Isso posto, vamos ao terceiro e mais importante exemplo dessa conflituosa relação: intrometer-se nos atos de pessoas públicas dentro de seus ambientes privados é fofoca, é ignorância (pelo menos ignorância jurídica), é estupidez (mesmo que não tenha sido movida pela maldade ou pelo oportunismo, o é pelo excesso de parcialidade) e é crime (independentemente da discussão entre o legal e o justo, não se pode corrigir um erro com um outro erro). Mesmo quando essas pessoas são suspeitas ou até mesmo formalmente acusadas de crimes graves e amplamente conhecidos, tal intromissão na vida privada não se justifica.

Nesse ponto, que me perdoem meus amigos blogueiros que estão sofrendo processo em nome dos netos da economista e (momentaneamente) política Yeda Crusius: hoje, o que menos importa é especular se ela quer levar algum, se a sua ação foi orquestrada (quer seja pelo seu advogado, pela classe que a sustenta no poder, pelo seu partido ou, ainda, pela intervenção de sua filha – a mãe das crianças). Importa menos ainda se ela processou inclusive o intelectual orgânico do poder econômico que transforma boa parte da classe média gaúcha em classe mérdia bovina a fim de supostamente devolver ao PIG guasca parte da sua credibilidade perdida…

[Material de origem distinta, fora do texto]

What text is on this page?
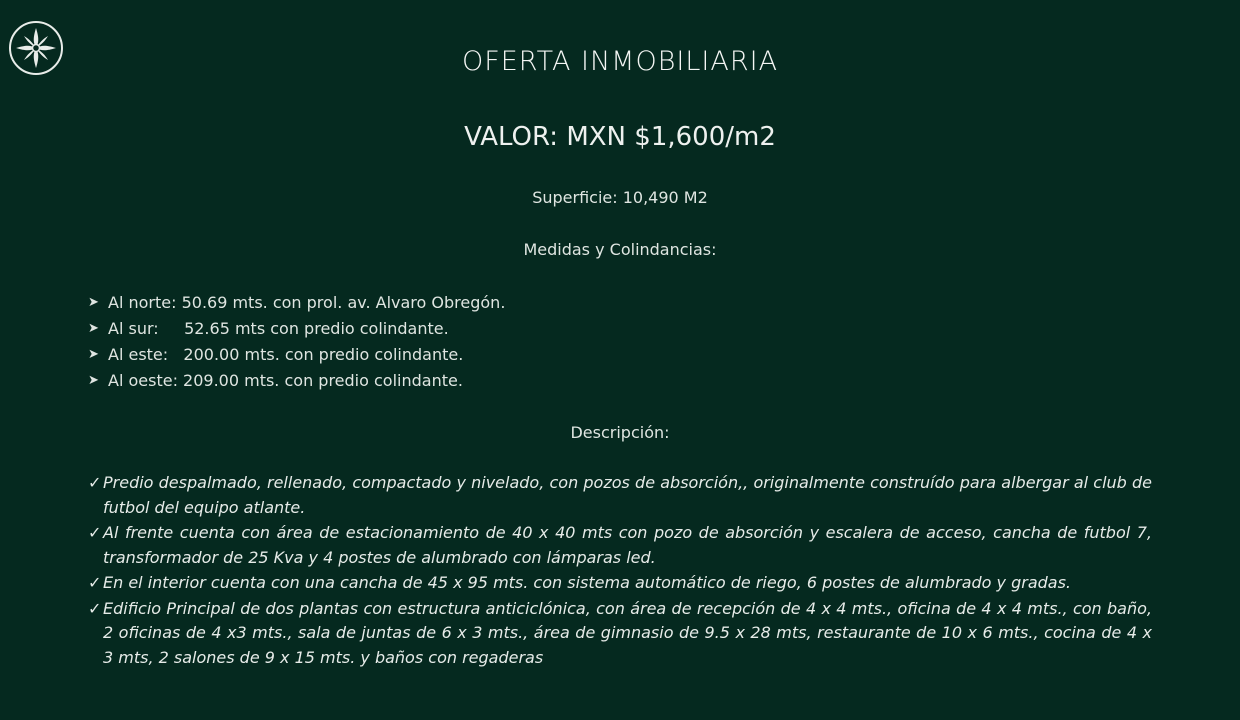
OFERTA INMOBILIARIA
VALOR: MXN $1,600/m2
Superficie: 10,490 M2
Medidas y Colindancias:
➤ Al norte: 50.69 mts. con prol. av. Alvaro Obregón.
➤ Al sur:     52.65 mts con predio colindante.
➤ Al este:   200.00 mts. con predio colindante.
➤ Al oeste: 209.00 mts. con predio colindante.
Descripción:
✓ Predio despalmado, rellenado, compactado y nivelado, con pozos de absorción,, originalmente construído para albergar al club de futbol del equipo atlante.
✓ Al frente cuenta con área de estacionamiento de 40 x 40 mts con pozo de absorción y escalera de acceso, cancha de futbol 7, transformador de 25 Kva y 4 postes de alumbrado con lámparas led.
✓ En el interior cuenta con una cancha de 45 x 95 mts. con sistema automático de riego, 6 postes de alumbrado y gradas.
✓ Edificio Principal de dos plantas con estructura anticiclónica, con área de recepción de 4 x 4 mts., oficina de 4 x 4 mts., con baño, 2 oficinas de 4 x3 mts., sala de juntas de 6 x 3 mts., área de gimnasio de 9.5 x 28 mts, restaurante de 10 x 6 mts., cocina de 4 x 3 mts, 2 salones de 9 x 15 mts. y baños con regaderas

…Na frieza dos códigos de lei sacramentados e atualmente válidos que determinam direitos e deveres relacionados à essa linha tênue que separa o interesse público do privado, seja para quem torce a favor, seja para quem torce contra ela e as forças que a sustentam no poder, é preciso admitir, respeitar, aceitar e acatar o fato de que –pelo menos neste caso (mesmo que, no frigir dos ovos, possa ser tão-somente neste caso) – ela tem toda a razão social e técnica a seu lado.

Sei que é indignante e quase impossível resistir ao impulso de querer fazer justiça com o próprio teclado. Todavia, há um gigantesco desconhecimento jurídico por parte de jornalistas profissionais (funcionários do PIG ou não) e de opinionistas em geral – principalmente os hoje dispostos na blogosfera, como muitos de nós.

A resistência contra um poder hegemônico (econômico, político e coercitivo) conservador, reacionário, oportunista e ignorante é fundamental. Porém, é preciso municiar-se de todas as armas disponíveis para, ao invés de ser um Flik, não passar de um pobre Don Quijote de La Mancha. O risco de errar, de pagar mico, de ser obrigado a gastar um dinheiro que não se tem e de virar a vida de cabeça para baixo em termos profissionais, afetivos e financeiros é muito grande quando não há interesse em buscar assessoria técnica adequada.

Deixo aqui a contribuição de um professor fantástico que me ensina bastante. O conheci graças às amizades que fiz pelo Twitter. Pra quem não conhece, o prof. de Direito da UFMG dr. TÚLIO VIANNA possui um blog no qual discute uma série de questões sobre direitos humanos, cidadania, política, software livre e as imbricações dessas questões com as práticas jornalísticas.

Sigam-no e leiam atentamente o artigo que escreveu junto com Cintia Semiramis sobre calúnia, difamação e injúria.

PROBLEMAS DO JORNALISMO COMO REFERÊNCIA HISTÓRICA

A minha querida amiga Cláudia Cardoso postou no Dialógico (que ela divide com as incríveis charges do Eugênio Neves) um artigo interessantíssimo chamado “O Comprometimento da Mídia Guasca com Yeda Crusius“.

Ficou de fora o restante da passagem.